“Câhillikte ileri olan, sefîhlikte, ahmaklıkta, malını vara yoğa sarf etmekte de ileri olur!”
Germiyânlı Yakûb Efendi Osmanlı âlim ve evliyasının büyüklerindendir. Kütahya’da doğdu. Zamânında bulunan yüksek âlimlerin, sohbet meclislerinde ve derslerinde yetişerek kemâle geldi. İstanbul’a gelerek, Kocamustafapaşa Dergâhında bulunan, Sünbül Sinân hazretlerinin talebeleri arasına girdi. Sünbül Sinân Efendinin vefâtından sonra Merkez Efendinin sohbetlerine devâm etti. 1571 (H.979) târihinde İstanbul’da vefât etti.

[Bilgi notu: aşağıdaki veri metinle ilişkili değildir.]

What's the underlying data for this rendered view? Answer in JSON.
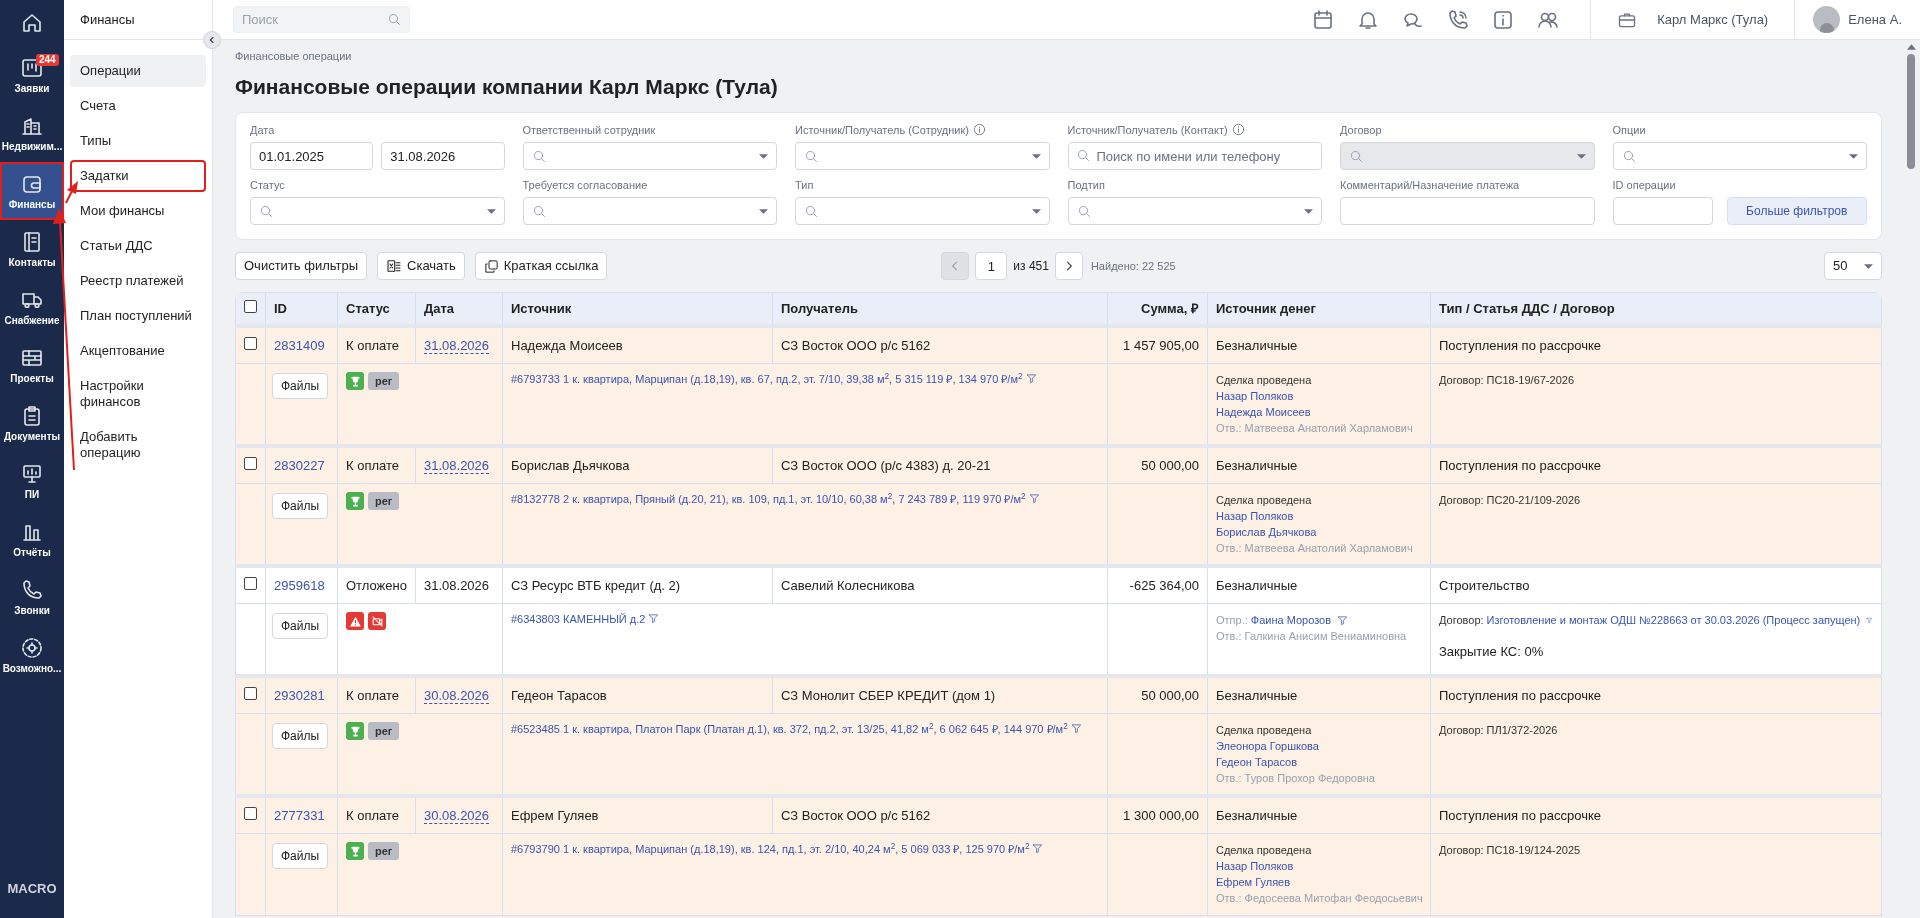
{
  "rail": {
    "items": [
      {
        "kind": "home",
        "selected": false,
        "highlighted": false
      },
      {
        "kind": "board",
        "label": "Заявки",
        "badge": "244",
        "selected": false,
        "highlighted": false
      },
      {
        "kind": "building",
        "label": "Недвижим...",
        "selected": false,
        "highlighted": false
      },
      {
        "kind": "wallet",
        "label": "Финансы",
        "selected": true,
        "highlighted": true
      },
      {
        "kind": "book",
        "label": "Контакты",
        "selected": false,
        "highlighted": false
      },
      {
        "kind": "truck",
        "label": "Снабжение",
        "selected": false,
        "highlighted": false
      },
      {
        "kind": "bricks",
        "label": "Проекты",
        "selected": false,
        "highlighted": false
      },
      {
        "kind": "clipboard",
        "label": "Документы",
        "selected": false,
        "highlighted": false
      },
      {
        "kind": "easel",
        "label": "ПИ",
        "selected": false,
        "highlighted": false
      },
      {
        "kind": "chart",
        "label": "Отчёты",
        "selected": false,
        "highlighted": false
      },
      {
        "kind": "phone",
        "label": "Звонки",
        "selected": false,
        "highlighted": false
      },
      {
        "kind": "gear",
        "label": "Возможно...",
        "selected": false,
        "highlighted": false
      }
    ],
    "brand": "MACRO"
  },
  "sidebar": {
    "title": "Финансы",
    "items": [
      {
        "label": "Операции",
        "selected": true,
        "highlighted": false
      },
      {
        "label": "Счета",
        "selected": false,
        "highlighted": false
      },
      {
        "label": "Типы",
        "selected": false,
        "highlighted": false
      },
      {
        "label": "Задатки",
        "selected": false,
        "highlighted": true
      },
      {
        "label": "Мои финансы",
        "selected": false,
        "highlighted": false
      },
      {
        "label": "Статьи ДДС",
        "selected": false,
        "highlighted": false
      },
      {
        "label": "Реестр платежей",
        "selected": false,
        "highlighted": false
      },
      {
        "label": "План поступлений",
        "selected": false,
        "highlighted": false
      },
      {
        "label": "Акцептование",
        "selected": false,
        "highlighted": false
      },
      {
        "label": "Настройки финансов",
        "selected": false,
        "highlighted": false
      },
      {
        "label": "Добавить операцию",
        "selected": false,
        "highlighted": false
      }
    ]
  },
  "topbar": {
    "search": {
      "placeholder": "Поиск"
    },
    "company": "Карл Маркс (Тула)",
    "user": "Елена А."
  },
  "breadcrumb": "Финансовые операции",
  "title": "Финансовые операции компании Карл Маркс (Тула)",
  "filters": [
    {
      "kind": "date-range",
      "label": "Дата",
      "values": [
        "01.01.2025",
        "31.08.2026"
      ]
    },
    {
      "kind": "select",
      "label": "Ответственный сотрудник"
    },
    {
      "kind": "select",
      "label": "Источник/Получатель (Сотрудник)",
      "info": true
    },
    {
      "kind": "search",
      "label": "Источник/Получатель (Контакт)",
      "info": true,
      "placeholder": "Поиск по имени или телефону"
    },
    {
      "kind": "select",
      "label": "Договор",
      "disabled": true
    },
    {
      "kind": "select",
      "label": "Опции"
    },
    {
      "kind": "select",
      "label": "Статус"
    },
    {
      "kind": "select",
      "label": "Требуется согласование"
    },
    {
      "kind": "select",
      "label": "Тип"
    },
    {
      "kind": "select",
      "label": "Подтип"
    },
    {
      "kind": "text",
      "label": "Комментарий/Назначение платежа"
    },
    {
      "kind": "id",
      "label": "ID операции",
      "button": "Больше фильтров"
    }
  ],
  "toolbar": {
    "buttons": [
      {
        "kind": "plain",
        "label": "Очистить фильтры"
      },
      {
        "kind": "excel",
        "label": "Скачать"
      },
      {
        "kind": "copy",
        "label": "Краткая ссылка"
      }
    ],
    "pagination": {
      "page": "1",
      "of": "из 451",
      "found": "Найдено: 22 525"
    },
    "page_size": "50"
  },
  "table": {
    "select_all": false,
    "columns": [
      "ID",
      "Статус",
      "Дата",
      "Источник",
      "Получатель",
      "Сумма, ₽",
      "Источник денег",
      "Тип / Статья ДДС / Договор"
    ],
    "rows": [
      {
        "highlighted": true,
        "checked": false,
        "id": "2831409",
        "status": "К оплате",
        "date": "31.08.2026",
        "date_link": true,
        "source": "Надежда Моисеев",
        "recipient": "СЗ Восток ООО р/с 5162",
        "amount": "1 457 905,00",
        "money_source": "Безналичные",
        "type": "Поступления по рассрочке",
        "files": "Файлы",
        "badges": [
          {
            "kind": "trophy"
          },
          {
            "kind": "tag",
            "label": "рег"
          }
        ],
        "object": "#6793733 1 к. квартира, Марципан (д.18,19), кв. 67, пд.2, эт. 7/10, 39,38 м$^{2}$, 5 315 119 ₽, 134 970 ₽/м$^{2}$",
        "details": [
          {
            "kind": "status",
            "text": "Сделка проведена"
          },
          {
            "kind": "link",
            "text": "Назар Поляков"
          },
          {
            "kind": "link",
            "text": "Надежда Моисеев"
          },
          {
            "kind": "note",
            "text": "Отв.: Матвеева Анатолий Харламович"
          }
        ],
        "contract": {
          "label": "Договор:",
          "value": "ПС18-19/67-2026",
          "link": false
        }
      },
      {
        "highlighted": true,
        "checked": false,
        "id": "2830227",
        "status": "К оплате",
        "date": "31.08.2026",
        "date_link": true,
        "source": "Борислав Дьячкова",
        "recipient": "СЗ Восток ООО (р/с 4383) д. 20-21",
        "amount": "50 000,00",
        "money_source": "Безналичные",
        "type": "Поступления по рассрочке",
        "files": "Файлы",
        "badges": [
          {
            "kind": "trophy"
          },
          {
            "kind": "tag",
            "label": "рег"
          }
        ],
        "object": "#8132778 2 к. квартира, Пряный (д.20, 21), кв. 109, пд.1, эт. 10/10, 60,38 м$^{2}$, 7 243 789 ₽, 119 970 ₽/м$^{2}$",
        "details": [
          {
            "kind": "status",
            "text": "Сделка проведена"
          },
          {
            "kind": "link",
            "text": "Назар Поляков"
          },
          {
            "kind": "link",
            "text": "Борислав Дьячкова"
          },
          {
            "kind": "note",
            "text": "Отв.: Матвеева Анатолий Харламович"
          }
        ],
        "contract": {
          "label": "Договор:",
          "value": "ПС20-21/109-2026",
          "link": false
        }
      },
      {
        "highlighted": false,
        "checked": false,
        "id": "2959618",
        "status": "Отложено",
        "date": "31.08.2026",
        "date_link": false,
        "source": "СЗ Ресурс ВТБ кредит (д. 2)",
        "recipient": "Савелий Колесникова",
        "amount": "-625 364,00",
        "money_source": "Безналичные",
        "type": "Строительство",
        "files": "Файлы",
        "badges": [
          {
            "kind": "warning"
          },
          {
            "kind": "blocked"
          }
        ],
        "object": "#6343803 КАМЕННЫЙ д.2",
        "details": [
          {
            "kind": "sender",
            "label": "Отпр.:",
            "text": "Фаина Морозов"
          },
          {
            "kind": "note",
            "text": "Отв.: Галкина Анисим Вениаминовна"
          }
        ],
        "contract": {
          "label": "Договор:",
          "value": "Изготовление и монтаж ОДШ №228663 от 30.03.2026 (Процесс запущен)",
          "link": true
        },
        "closing": "Закрытие КС: 0%"
      },
      {
        "highlighted": true,
        "checked": false,
        "id": "2930281",
        "status": "К оплате",
        "date": "30.08.2026",
        "date_link": true,
        "source": "Гедеон Тарасов",
        "recipient": "СЗ Монолит СБЕР КРЕДИТ (дом 1)",
        "amount": "50 000,00",
        "money_source": "Безналичные",
        "type": "Поступления по рассрочке",
        "files": "Файлы",
        "badges": [
          {
            "kind": "trophy"
          },
          {
            "kind": "tag",
            "label": "рег"
          }
        ],
        "object": "#6523485 1 к. квартира, Платон Парк (Платан д.1), кв. 372, пд.2, эт. 13/25, 41,82 м$^{2}$, 6 062 645 ₽, 144 970 ₽/м$^{2}$",
        "details": [
          {
            "kind": "status",
            "text": "Сделка проведена"
          },
          {
            "kind": "link",
            "text": "Элеонора Горшкова"
          },
          {
            "kind": "link",
            "text": "Гедеон Тарасов"
          },
          {
            "kind": "note",
            "text": "Отв.: Туров Прохор Федоровна"
          }
        ],
        "contract": {
          "label": "Договор:",
          "value": "ПЛ1/372-2026",
          "link": false
        }
      },
      {
        "highlighted": true,
        "checked": false,
        "id": "2777331",
        "status": "К оплате",
        "date": "30.08.2026",
        "date_link": true,
        "source": "Ефрем Гуляев",
        "recipient": "СЗ Восток ООО р/с 5162",
        "amount": "1 300 000,00",
        "money_source": "Безналичные",
        "type": "Поступления по рассрочке",
        "files": "Файлы",
        "badges": [
          {
            "kind": "trophy"
          },
          {
            "kind": "tag",
            "label": "рег"
          }
        ],
        "object": "#6793790 1 к. квартира, Марципан (д.18,19), кв. 124, пд.1, эт. 2/10, 40,24 м$^{2}$, 5 069 033 ₽, 125 970 ₽/м$^{2}$",
        "details": [
          {
            "kind": "status",
            "text": "Сделка проведена"
          },
          {
            "kind": "link",
            "text": "Назар Поляков"
          },
          {
            "kind": "link",
            "text": "Ефрем Гуляев"
          },
          {
            "kind": "note",
            "text": "Отв.: Федосеева Митофан Феодосьевич"
          }
        ],
        "contract": {
          "label": "Договор:",
          "value": "ПС18-19/124-2025",
          "link": false
        }
      }
    ]
  }
}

Ya’kûb Germiyânî hazretleri buyurdu ki: “Câhillikte ileri olan, sefîhlikte, ahmaklıkta, malını zararlı yerlere harcamakta, vara yoğa sarf etmekte de ileri olur. Câhillikten kurtulmadıkça, sefîhlikten kurtulamaz.”
“Dünyâda hiç kimseye hased etmedim. Ancak dünyâya gelmeyenlere gıbta ettim. Şu üç şeyden dolayı onların hâllerine imrendim. Birincisi, bu âlem ayrılık ateşiyle yanma yeridir. Dünyâya gelmeyenlerde böyle bir firâk hâli yoktur. İkincisi, bize verilen vücûd nîmetinin ve sayısız diğer nîmetlerin şükrünü edâ etmekten âciziz. Bizde, bu acziyetten dolayı mahcûbiyet vardır. Dünyâya gelmeyenlerde ise, böyle bir mahcûbiyet yoktur. Üçüncüsü ise, bizler, kemâl mertebesinde istidâda sâhib olmadığımızdan, hep derd-i hüsrân içinde bulunuruz. Bu dert, dünyâ lezzetlerini ve yüzdeki neşe ve sürûru alıp götürür. Dünyâya gelmeyenlerin ise, bu lezzet ve neşeden mahrûm olmaları gibi bir durumları yoktur.”
Bir zaman bâzıları Ya’kûb Germiyânî hazretlerine gelerek namaz içinde gönüllerine çeşitli düşüncelerin geldiğinden yakındılar. Ya’kûb Germiyânî hazretleri; “Kırk yıldır değil namaz içinde, namaz dışında bile basîret gözüm, Allahü teâlânın rızâsından başka bir şeye bakmamıştır” buyurduktan sonra, şöyle anlattı: “Bu yola girişimin ilk zamanlarıydı. Kendi hâlimde, kalbimle meşgûl olup, murâkabede idim. Birden önümde, çıplak bir kimse görünüverdi. ‘Avret yerini ört, yâhut da başka tarafa git!’ dedim. Bu sözüme hiç aldırış etmedi. Gâyet mahzûn bir şekilde; ‘Ben dün kıldığın ikindi namazının sûreti, görünüşüyüm. Namazın sünnetleri benim libâsımdır (örtüm, elbisem). Sen, bâzı dünyevî meşgûliyetler sebebiyle, namazın sünnetlerini terk eyledin. Onun için ben kıyâmete kadar bu hâlde kalsam gerektir’ dedi. O zaman, o çıplak sûret kendimmişim gibi öyle utanıp mahcûb oldum ve yaptığıma öyle pişman oldum ki, bu sebepten o andan îtibâren, Allahü teâlânın emirlerini yerine getirmekte tam bir âgâhlık ve uyanıklık içindeyim. Çok dikkatli davranmaya, gaflette bulunmamaya çok gayret ediyorum.”